Fluorescein angiograms showing normal choroidal perfusion, and delayed choroidal perfusion in giant cell arteritis. (A) Normal choroidal perfusion in the early venous phase of the fluorescein angiogram. (B) Delayed perfusion in a patient with giant cell arteritis, which leads to a watershed (white arrows) that runs vertically through the optic disk.

Ophthalmic or Carotid Artery Compromise

Rarely, chronic ocular hypoperfusion can result from pathology of the carotid or ophthalmic artery and can cause ocular ischemic syndrome. This syndrome is characterized by punctate retinal hemorrhages, vascular tortuosity, cotton-wool spots, arteriovenous shunts, macular edema and neovascularization of the optic disk and/or retina. Characteristically, retinal arterial pulsation at the optic disk can be elicited by exerting gentle pressure on the eye.

Scleral or Orbital Inflammation

In posterior scleritis, thickening of the sclera can restrict the opening through which the optic nerve passes, resulting in nerve compression.

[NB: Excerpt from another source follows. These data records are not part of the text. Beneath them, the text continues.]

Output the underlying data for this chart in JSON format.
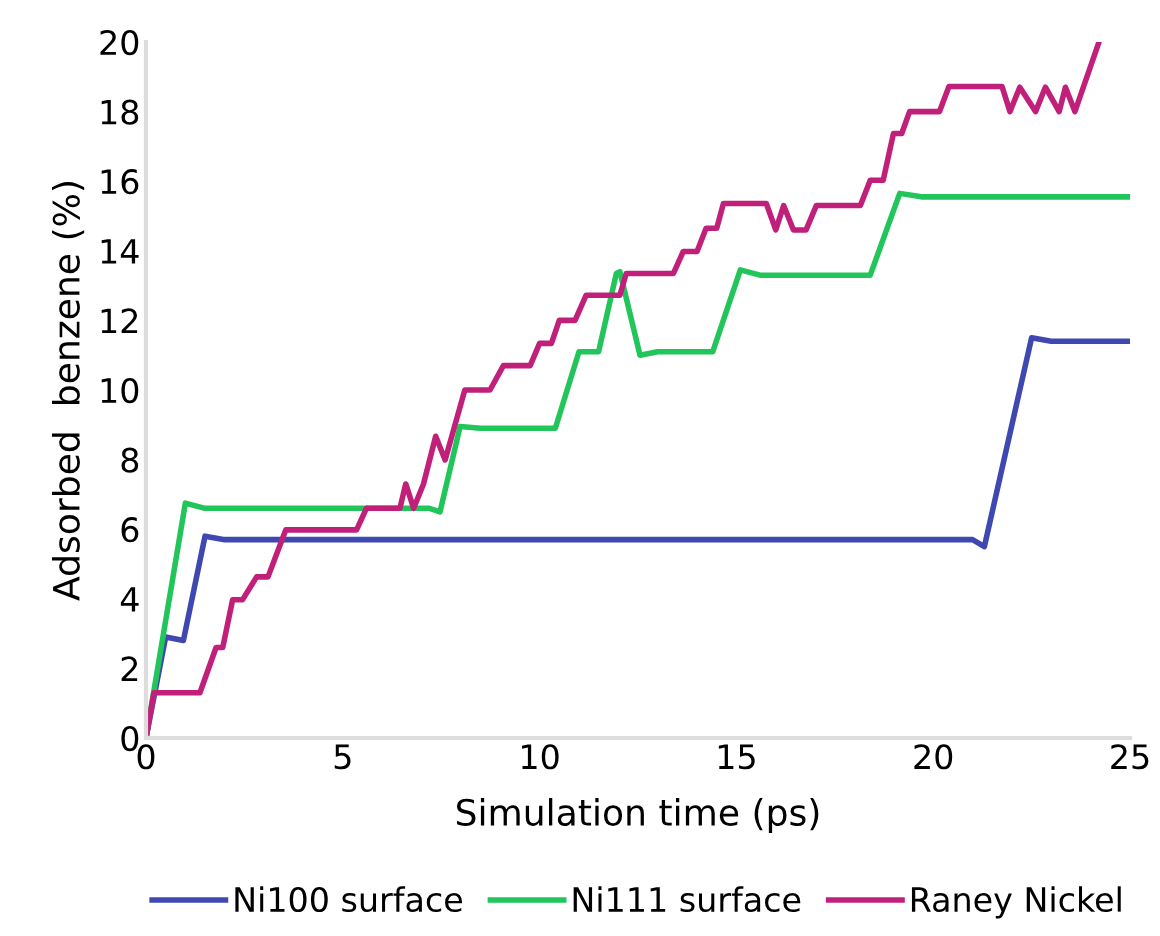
{
  "chart_data": {
    "type": "line",
    "xlabel": "Simulation time (ps)",
    "ylabel": "Adsorbed  benzene (%)",
    "xlim": [
      0,
      25
    ],
    "xticks": [
      0,
      5,
      10,
      15,
      20,
      25
    ],
    "ylim": [
      0,
      20
    ],
    "yticks": [
      0,
      2,
      4,
      6,
      8,
      10,
      12,
      14,
      16,
      18,
      20
    ],
    "grid": false,
    "legend": "bottom",
    "marker": "none",
    "line_style": "solid",
    "series": [
      {
        "name": "Ni100 surface",
        "color": "#3f48b0",
        "x": [
          0,
          0.5,
          0.95,
          1.5,
          2.0,
          21.0,
          21.3,
          22.5,
          23.0,
          25
        ],
        "values": [
          0,
          2.9,
          2.8,
          5.8,
          5.7,
          5.7,
          5.5,
          11.5,
          11.4,
          11.4
        ]
      },
      {
        "name": "Ni111 surface",
        "color": "#22c55a",
        "x": [
          0,
          1.0,
          1.5,
          7.2,
          7.47,
          7.98,
          8.5,
          10.4,
          11.0,
          11.5,
          11.95,
          12.04,
          12.55,
          13.0,
          14.4,
          15.1,
          15.6,
          18.4,
          19.15,
          19.7,
          25
        ],
        "values": [
          0,
          6.75,
          6.6,
          6.6,
          6.5,
          8.95,
          8.9,
          8.9,
          11.1,
          11.1,
          13.35,
          13.4,
          11.0,
          11.1,
          11.1,
          13.45,
          13.3,
          13.3,
          15.65,
          15.55,
          15.55
        ]
      },
      {
        "name": "Raney Nickel",
        "color": "#c0207a",
        "x": [
          0,
          0.2,
          1.37,
          1.78,
          1.95,
          2.2,
          2.45,
          2.81,
          3.1,
          3.55,
          5.35,
          5.6,
          6.45,
          6.6,
          6.8,
          7.05,
          7.36,
          7.6,
          8.1,
          8.74,
          9.08,
          9.76,
          10.0,
          10.3,
          10.5,
          10.9,
          11.18,
          12.04,
          12.2,
          13.4,
          13.65,
          14.0,
          14.23,
          14.5,
          14.67,
          15.76,
          16.0,
          16.2,
          16.45,
          16.77,
          17.03,
          18.15,
          18.4,
          18.73,
          18.99,
          19.2,
          19.4,
          20.16,
          20.4,
          21.75,
          21.95,
          22.2,
          22.6,
          22.85,
          23.2,
          23.36,
          23.6,
          24.2
        ],
        "values": [
          0,
          1.3,
          1.3,
          2.6,
          2.6,
          3.97,
          3.97,
          4.63,
          4.63,
          5.98,
          5.98,
          6.6,
          6.6,
          7.3,
          6.6,
          7.3,
          8.67,
          7.99,
          10.0,
          10.0,
          10.7,
          10.7,
          11.34,
          11.34,
          12.0,
          12.0,
          12.72,
          12.72,
          13.35,
          13.35,
          13.98,
          13.98,
          14.65,
          14.65,
          15.36,
          15.36,
          14.6,
          15.3,
          14.6,
          14.6,
          15.3,
          15.3,
          16.03,
          16.03,
          17.37,
          17.37,
          18.0,
          18.0,
          18.72,
          18.72,
          18.0,
          18.7,
          18.0,
          18.7,
          18.0,
          18.7,
          18.0,
          19.96
        ]
      }
    ]
  }
}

Optic nerve compression can also occur in the presence of orbital inflammation, owing to the effects of increased mass in the confined orbital space. In compressive optic neuropathy, the optic disk is swollen, with flame hemorrhages, but lacks the characteristic pallor seen in AION.[8]

Similarly, mass effects caused by posterior scleritis or orbital inflammation can also produce forward displacement of the posterior wall of the globe. This displacement can cause choroidal folds (linear folds that occur at the posterior part of the eye caused by external compression) as shown in Figure 5, and a hypermetropic shift in refraction (compression of the back of the eye causes a flattening distortion of the globe, and blurring of vision that can be corrected by the addition of a convex lens). The inflammation associated with posterior scleritis can cause retinal detachment due to the accumulation of exudate under the neural retina. Box 1 describes the principles of patient management for the retinal signs related to systemic vasculitis.

Figure 5.

Posterior scleritis. A color fundus photograph that shows choroidal folds over the macula (encircled in green).